Mas a velha erguera-se sobre o cotovelo, e baixando a voz, com o magro carão aceso em ódio:
- E aqui para nós, a Amélia tem-se portado muito mal! Nunca lho hei-de perdoar... Confessou-se ao abade... É uma indelicadeza, sendo a confessada do senhor pároco, não tendo recebido de vossa senhoria senão favores... É uma ingrata, é uma traiçoeira!...
Amaro fizera-se pálido.
- Que me diz a senhora?
- A verdade! Que ela não o nega. Até se orgulha! É uma perdida, è uma perdida! Depois do favor que lhe estamos a fazer...
Amaro disfarçou a indignação que o revolvia. Riu até. Era necessário não exagerar. Não havia ingratidão. Era uma questão de fé.

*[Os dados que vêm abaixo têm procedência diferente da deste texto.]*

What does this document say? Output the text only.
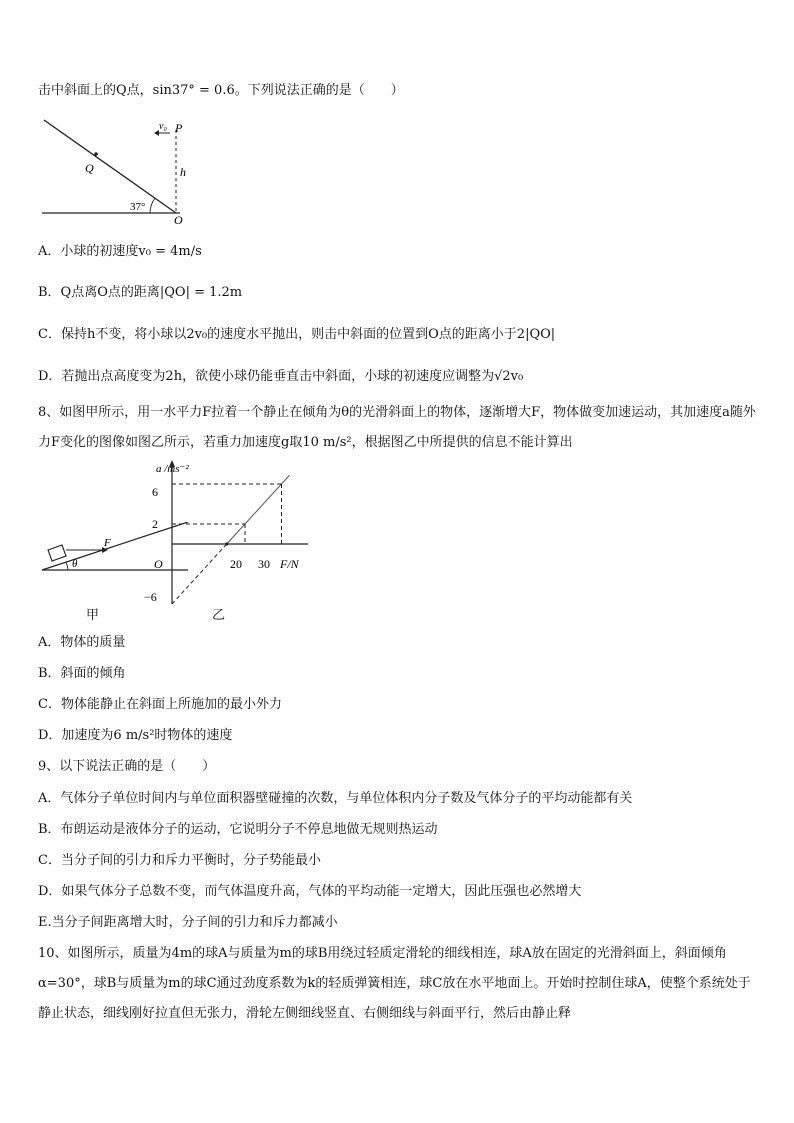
击中斜面上的Q点，sin37° = 0.6。下列说法正确的是（　　）
v₀ P
Q	h
37°
O
A．小球的初速度v₀ = 4m/s
B．Q点离O点的距离|QO| = 1.2m
C．保持h不变，将小球以2v₀的速度水平抛出，则击中斜面的位置到O点的距离小于2|QO|
D．若抛出点高度变为2h，欲使小球仍能垂直击中斜面，小球的初速度应调整为√2v₀
8、如图甲所示，用一水平力F拉着一个静止在倾角为θ的光滑斜面上的物体，逐渐增大F，物体做变加速运动，其加速度a随外力F变化的图像如图乙所示，若重力加速度g取10 m/s²，根据图乙中所提供的信息不能计算出
F
θ
甲
a /ms⁻²
F/N
O
6
2
−6
20 30
乙
A．物体的质量
B．斜面的倾角
C．物体能静止在斜面上所施加的最小外力
D．加速度为6 m/s²时物体的速度
9、以下说法正确的是（　　）
A．气体分子单位时间内与单位面积器壁碰撞的次数，与单位体积内分子数及气体分子的平均动能都有关
B．布朗运动是液体分子的运动，它说明分子不停息地做无规则热运动
C．当分子间的引力和斥力平衡时，分子势能最小
D．如果气体分子总数不变，而气体温度升高，气体的平均动能一定增大，因此压强也必然增大
E.当分子间距离增大时，分子间的引力和斥力都减小
10、如图所示，质量为4m的球A与质量为m的球B用绕过轻质定滑轮的细线相连，球A放在固定的光滑斜面上，斜面倾角α=30°，球B与质量为m的球C通过劲度系数为k的轻质弹簧相连，球C放在水平地面上。开始时控制住球A，使整个系统处于静止状态，细线刚好拉直但无张力，滑轮左侧细线竖直、右侧细线与斜面平行，然后由静止释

Se a rapariga pensava que o abade a podia dirigir melhor, tinha razão em se abrir com ele... O que todos queriam é que ela salvasse a sua alma... Que fosse pela direção de fulano ou sicrano, isso não importava... E nas mãos do abade estava bem.

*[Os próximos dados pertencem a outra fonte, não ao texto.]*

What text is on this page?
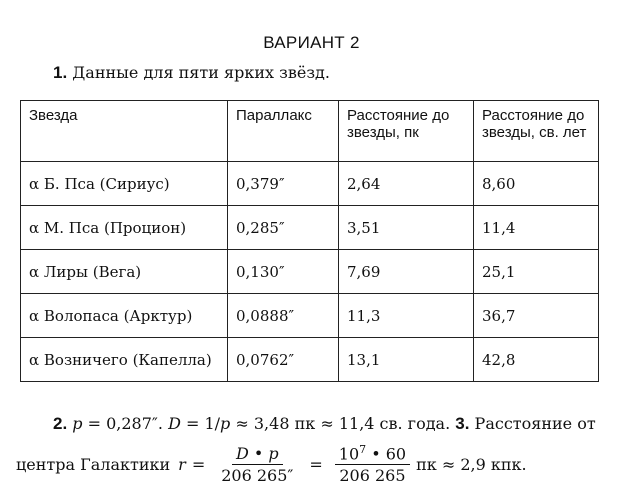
ВАРИАНТ 2
1. Данные для пяти ярких звёзд.
Звезда	Параллакс	Расстояние до звезды, пк	Расстояние до звезды, св. лет
α Б. Пса (Сириус)	0,379″	2,64	8,60
α М. Пса (Процион)	0,285″	3,51	11,4
α Лиры (Вега)	0,130″	7,69	25,1
α Волопаса (Арктур)	0,0888″	11,3	36,7
α Возничего (Капелла)	0,0762″	13,1	42,8
2. p = 0,287″. D = 1/p ≈ 3,48 пк ≈ 11,4 св. года. 3. Расстояние от
центра Галактики $r = \frac{D • p}{206 265''} = \frac{10^7 • 60}{206 265}$ пк ≈ 2,9 кпк.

E chegando vivamente a cadeira para o leito da velha:
- Então agora, todas as manhãs vai à residência?
- Quase todas... Que ela não há-de tardar, vai depois de almoço, volta sempre a esta hora... Ai, tem-me causado isto um desgosto!...
Amaro deu um passeiozinho nervoso pelo quarto, e estendendo a mão à velha:
- Pois minha senhora, eu não me posso demorar, que vim de fugida... Até um dia cedo.
E sem escutar a velha, que lhe pedia com ansiedade que ficasse para jantar - desceu os degraus como uma pedra que rola, meteu furioso pelo caminho da residência, ainda com o seu ramo na mão.
Esperava encontrar Amélia na estrada; e não tardou em a avistar quase ao pé da casa do ferreiro, agachada ao pé do valado, apanhando sentimentalmente florinhas silvestres.
- Que fazes tu aqui? exclamou, chegando junto dela.
Ela ergueu-se, com um gritinho.
- Que fazes tu aqui? repetiu.
Àquele tu, e àquela voz colérica, ela pôs rapidamente um dedo na boca, assustada. O senhor abade estava dentro da casa com o ferreiro...
- Ouve lá, disse Amaro com os olhos chamejantes, agarrando-lhe o braço, tu confessaste-te ao abade?...
- Para que quer saber? Confessei... Não é vergonha nenhuma...
- Mas confessaste tudo, tudo? perguntou ele com os dentes cerrados de raiva.
Ela perturbou-se, e tratando-o ainda por tu:
- Foste tu que me disseste muitas vezes... Que era o maior pecado neste mundo, esconder alguma coisa ao confessor!
- Bêbeda! rugiu Amaro.
Os seus olhos devoravam-na. E, através da névoa de cólera que lhe enchia o cérebro e lhe fazia latejar as veias na fronte, achava-a mais bonita, com umas redondezas em todo o corpo que ardia por abraçar, com uns lábios vermelhos avivados pelo largo ar do campo que ele queria morder até ao sangue.
- Ouve, disse-lhe cedendo a uma invasão brutal do desejo. Ouve... Acabou-se, não me importa. Confessa-te ao diabo se te agrada... Mas hás-de ser a mesma para mim!